The rise of SaaS, or software as a service, has meant that businesses no longer have to store rarely used data on site. Instead, they can offshore it to the cloud, thereby freeing up valuable infrastructure resources on the premises for data that is accessed far more frequently. Security experts, however, recommend that companies carefully analyze businesses offering managed services before they offshore certain kinds of data to the cloud.
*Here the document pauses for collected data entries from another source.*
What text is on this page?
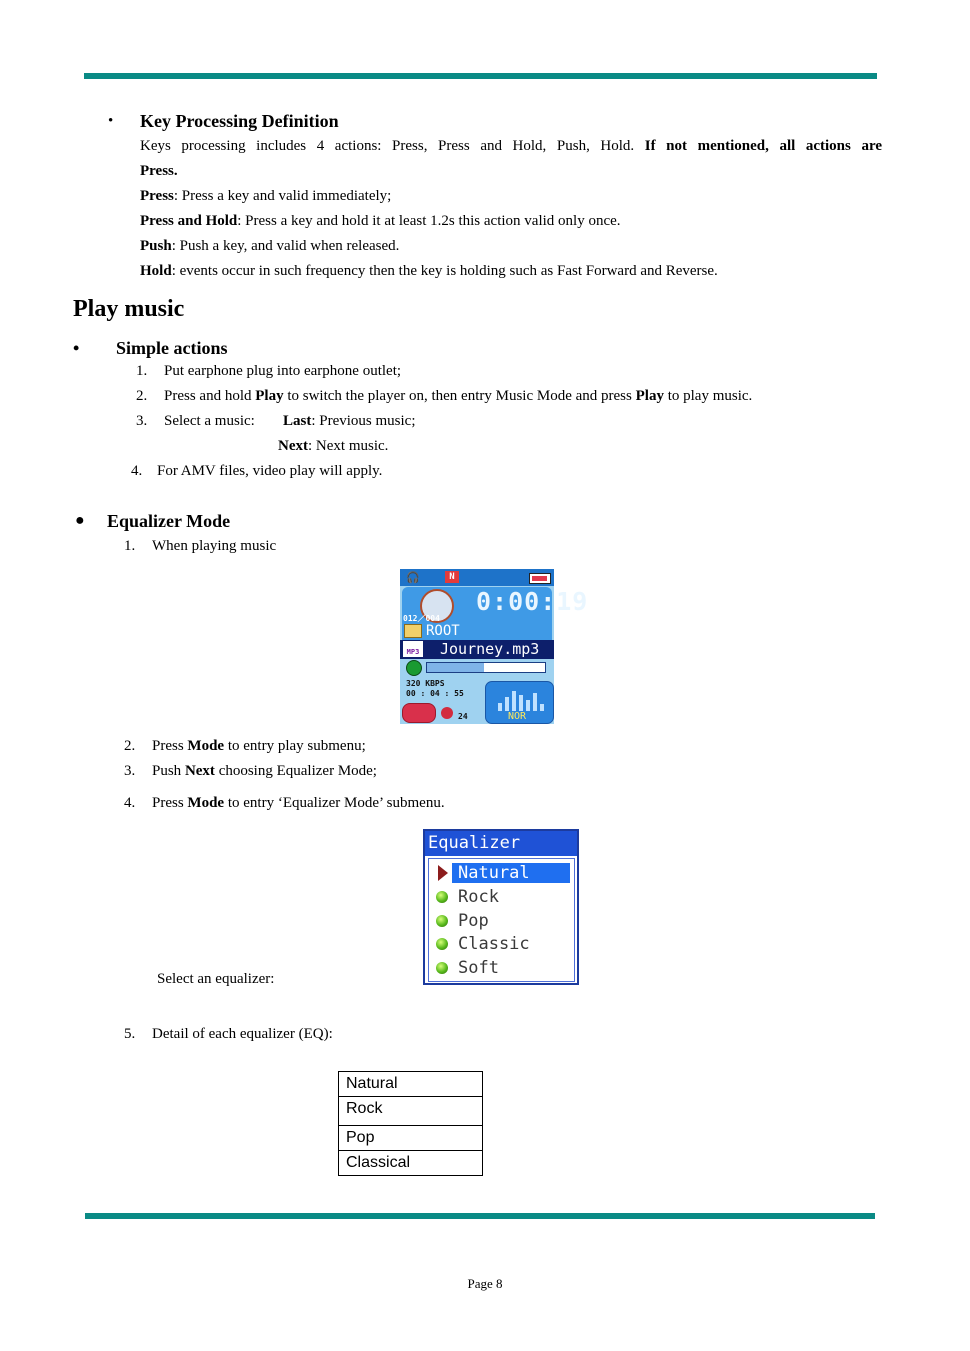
• Key Processing Definition
Keys processing includes 4 actions: Press, Press and Hold, Push, Hold. If not mentioned, all actions are
Press.
Press: Press a key and valid immediately;
Press and Hold: Press a key and hold it at least 1.2s this action valid only once.
Push: Push a key, and valid when released.
Hold: events occur in such frequency then the key is holding such as Fast Forward and Reverse.
Play music
• Simple actions
1. Put earphone plug into earphone outlet;
2. Press and hold Play to switch the player on, then entry Music Mode and press Play to play music.
3. Select a music: Last: Previous music;
Next: Next music.
4. For AMV files, video play will apply.
● Equalizer Mode
1. When playing music
🎧	N
0:00:19
012／004
ROOT
MP3 Journey.mp3
320 KBPS
00 : 04 : 55
24	NOR
2. Press Mode to entry play submenu;
3. Push Next choosing Equalizer Mode;
4. Press Mode to entry ‘Equalizer Mode’ submenu.
Equalizer
Natural
Rock
Pop
Classic
Soft
Select an equalizer:
5. Detail of each equalizer (EQ):
Natural
Rock
Pop
Classical
Page 8
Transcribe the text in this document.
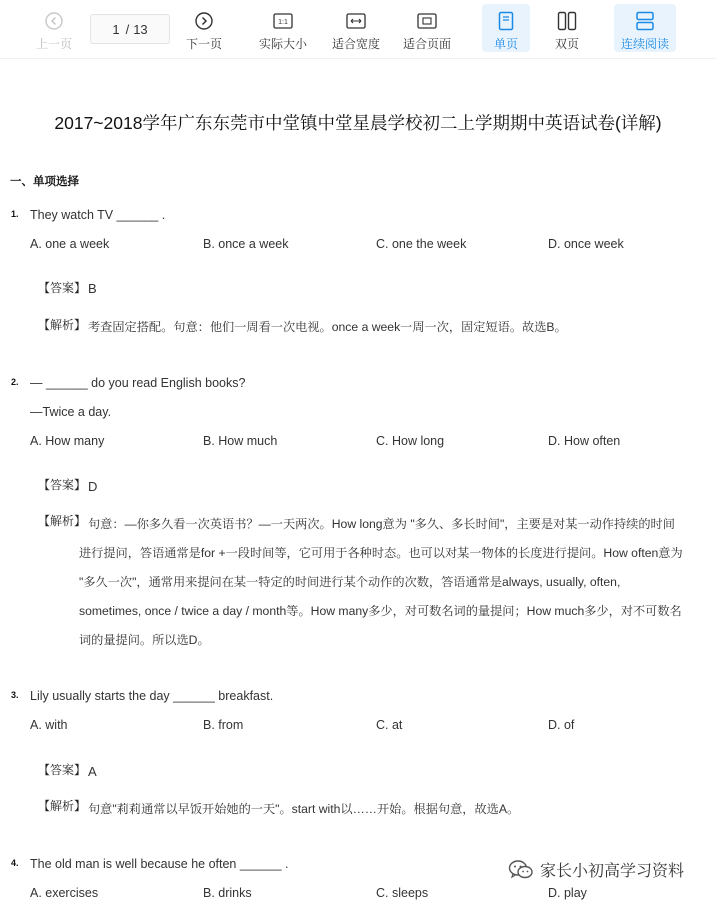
上一页
1 / 13
下一页
1:1
实际大小 适合宽度 适合页面	单页	双页	连续阅读
2017~2018学年广东东莞市中堂镇中堂星晨学校初二上学期期中英语试卷(详解)
一、单项选择
1. They watch TV ______ .
A. one a week	B. once a week	C. one the week	D. once week
【答案】 B
【解析】 考查固定搭配。句意：他们一周看一次电视。once a week一周一次，固定短语。故选B。
2. — ______ do you read English books?
—Twice a day.
A. How many	B. How much	C. How long	D. How often
【答案】 D
【解析】 句意：—你多久看一次英语书？—一天两次。How long意为 "多久、多长时间"，主要是对某一动作持续的时间
进行提问，答语通常是for +一段时间等，它可用于各种时态。也可以对某一物体的长度进行提问。How often意为
"多久一次"，通常用来提问在某一特定的时间进行某个动作的次数，答语通常是always, usually, often,
sometimes, once / twice a day / month等。How many多少，对可数名词的量提问；How much多少，对不可数名
词的量提问。所以选D。
3. Lily usually starts the day ______ breakfast.
A. with	B. from	C. at	D. of
【答案】 A
【解析】 句意"莉莉通常以早饭开始她的一天"。start with以……开始。根据句意，故选A。
4. The old man is well because he often ______ .
A. exercises	B. drinks	C. sleeps	D. play
家长小初高学习资料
Compliance data in particular must be stored in ways that are thought-out in advance. Compliance data includes all kinds of information that might be demanded by attorneys during the discovery process that is a part of lawsuits or other kinds of legal challenges. “From a regulatory or legal perspective, anytime you store something, you have to be able to bring it back,” remarked Phil Favaro, who works for Symantec Corporation as a discovery attorney. “Can you go through the virtual filing cabinet and pull out what you need to comply with a court order that requires you to do so within seven days? …Without that sort of structure, companies are going to get in trouble with courts or regulatory bodies.”
Not all managed services providers will be able to offer the kinds of structures and guarantees that Favaro finds essential, which is why businesses interested in SaaS must exercise both caution and due diligence before reaching an agreement with an IT company. Of particular importance are the terms in the SLA, or service level agreement, reached by a business and its managed services provider. Such documents should spell out the provisions being made for e-discovery needs.